Privilege is not invincibility. Being angry about it, and yelling about it, does not make you less vulnerable to a virus. And where people of means can make the choice to disregard social distancing restrictions, people in poverty don’t have a choice and have to go out to look for food. If they have a substance misuse problem, they have to continue to go out and try to get the money for the next hit. So many people tweaking in the stores after eight at night, and probably no one recognizing it.
As a support worker, I’m frustrated by what I see because it underlines the selfish nature of humanity, and how we have constructed beliefs to justify that selfishness.
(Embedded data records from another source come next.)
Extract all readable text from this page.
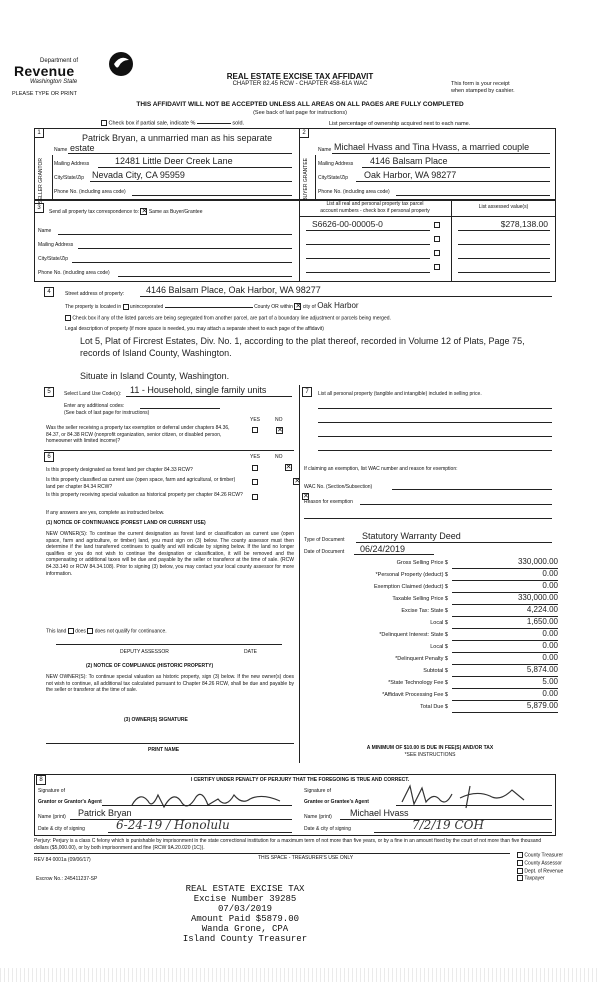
Department of
Revenue
Washington State
PLEASE TYPE OR PRINT
REAL ESTATE EXCISE TAX AFFIDAVIT
CHAPTER 82.45 RCW - CHAPTER 458-61A WAC	This form is your receipt
when stamped by cashier.
THIS AFFIDAVIT WILL NOT BE ACCEPTED UNLESS ALL AREAS ON ALL PAGES ARE FULLY COMPLETED
(See back of last page for instructions)
Check box if partial sale, indicate %	sold.	List percentage of ownership acquired next to each name.
1	2
SELLER GRANTOR	BUYER GRANTEE
Patrick Bryan, a unmarried man as his separate
Name estate
Mailing Address	12481 Little Deer Creek Lane
City/State/Zip Nevada City, CA 95959
Phone No. (including area code)
Name Michael Hvass and Tina Hvass, a married couple
Mailing Address 4146 Balsam Place
City/State/Zip Oak Harbor, WA 98277
Phone No. (including area code)
3
Send all property tax correspondence to: ✕ Same as Buyer/Grantee
List all real and personal property tax parcel
account numbers - check box if personal property
List assessed value(s)
Name
Mailing Address
City/State/Zip
Phone No. (including area code)
S6626-00-00005-0	$278,138.00
4	Street address of property: 4146 Balsam Place, Oak Harbor, WA 98277
The property is located in unincorporated	County OR within ✕ city of Oak Harbor
Check box if any of the listed parcels are being segregated from another parcel, are part of a boundary line adjustment or parcels being merged.
Legal description of property (if more space is needed, you may attach a separate sheet to each page of the affidavit)
Lot 5, Plat of Fircrest Estates, Div. No. 1, according to the plat thereof, recorded in Volume 12 of Plats, Page 75,
records of Island County, Washington.
Situate in Island County, Washington.
5	Select Land Use Code(s): 11 - Household, single family units
Enter any additional codes:
(See back of last page for instructions)
YES	NO
Was the seller receiving a property tax exemption or deferral under chapters 84.36, 84.37, or 84.38 RCW (nonprofit organization, senior citizen, or disabled person, homeowner with limited income)?
✕
6	YES	NO
Is this property designated as forest land per chapter 84.33 RCW?
✕
Is this property classified as current use (open space, farm and agricultural, or timber) land per chapter 84.34 RCW?
✕
Is this property receiving special valuation as historical property per chapter 84.26 RCW?
✕
If any answers are yes, complete as instructed below.
(1) NOTICE OF CONTINUANCE (FOREST LAND OR CURRENT USE)
NEW OWNER(S): To continue the current designation as forest land or classification as current use (open space, farm and agriculture, or timber) land, you must sign on (3) below. The county assessor must then determine if the land transferred continues to qualify and will indicate by signing below. If the land no longer qualifies or you do not wish to continue the designation or classification, it will be removed and the compensating or additional taxes will be due and payable by the seller or transferor at the time of sale. (RCW 84.33.140 or RCW 84.34.108). Prior to signing (3) below, you may contact your local county assessor for more information.
This land does does not qualify for continuance.
DEPUTY ASSESSOR	DATE
(2) NOTICE OF COMPLIANCE (HISTORIC PROPERTY)
NEW OWNER(S): To continue special valuation as historic property, sign (3) below. If the new owner(s) does not wish to continue, all additional tax calculated pursuant to Chapter 84.26 RCW, shall be due and payable by the seller or transferor at the time of sale.
(3) OWNER(S) SIGNATURE
PRINT NAME
7	List all personal property (tangible and intangible) included in selling price.
If claiming an exemption, list WAC number and reason for exemption:
WAC No. (Section/Subsection)
Reason for exemption
Type of Document Statutory Warranty Deed
Date of Document 06/24/2019
Gross Selling Price $	330,000.00
*Personal Property (deduct) $	0.00
Exemption Claimed (deduct) $	0.00
Taxable Selling Price $	330,000.00
Excise Tax: State $	4,224.00
Local $	1,650.00
*Delinquent Interest: State $	0.00
Local $	0.00
*Delinquent Penalty $	0.00
Subtotal $	5,874.00
*State Technology Fee $	5.00
*Affidavit Processing Fee $	0.00
Total Due $	5,879.00
A MINIMUM OF $10.00 IS DUE IN FEE(S) AND/OR TAX
*SEE INSTRUCTIONS
8	I CERTIFY UNDER PENALTY OF PERJURY THAT THE FOREGOING IS TRUE AND CORRECT.
Signature of
Grantor or Grantor's Agent
Name (print) Patrick Bryan
Date & city of signing	6-24-19 / Honolulu
Signature of
Grantee or Grantee's Agent
Name (print) Michael Hvass
Date & city of signing	7/2/19 COH
Perjury: Perjury is a class C felony which is punishable by imprisonment in the state correctional institution for a maximum term of not more than five years, or by a fine in an amount fixed by the court of not more than five thousand dollars ($5,000.00), or by both imprisonment and fine (RCW 9A.20.020 (1C)).
REV 84 0001a (09/06/17)	THIS SPACE - TREASURER'S USE ONLY
Escrow No.: 245411237-SP
County Treasurer
County Assessor
Dept. of Revenue
Taxpayer
REAL ESTATE EXCISE TAX
Excise Number 39285
07/03/2019
Amount Paid $5879.00
Wanda Grone, CPA
Island County Treasurer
As a religious, I’m pushed into the analogy that these times in many ways force us into the desert. In our isolation, in the quiet we may hate, in the solitude we may suffer in, we are forced to confront the prickly part of ourselves that tells us to bend the rules just slightly. In my 20’s, I had opportunity to be in solitude in the wilderness and confront temptation. It was so subtle, it crept in like a mouse, stepped into me and started to whisper: You can’t do this anymore. You’re hungry. You’re thirsty. You’re weak. It was an external force I reflect on now very keenly given our circumstances. I am challenged daily to reflect, to go into prayer, to seek God’s presence and ask in humility for Jesus to walk with me throughout the day, because I have done days without Him and they are horrible.
I’m grateful for the mess in my back yard. I’m grateful that I can see it is more than just a mess. I’m grateful that my fiance allows me to move rocks around a pond, and probably chuckles to himself each time I say “I’m not going to replace the liner this year, the job’s too difficult.” I’m grateful for his patience. I’m so grateful that we live together; I don’t know what life would be like if he wasn’t here with me.
I’m grateful I have purpose in being a support worker, in being able to still see, even though briefly and from behind a mask or a telephone, the people that I care about, the people I work with.
I’m grateful for my dog. I never realized how well dog’s could read psychic situations and respond to them. She’s at my feet today because I’m here. She’d be at Dan’s feet if I wasn’t. She knows we need her right now.
I’m hoping that climate scientists have been looking at the world without fossil fuels.
I’m hoping that people will respect safe practices, especially people who are models for others and should know better than to break them.
I’m hoping that this will be over soon.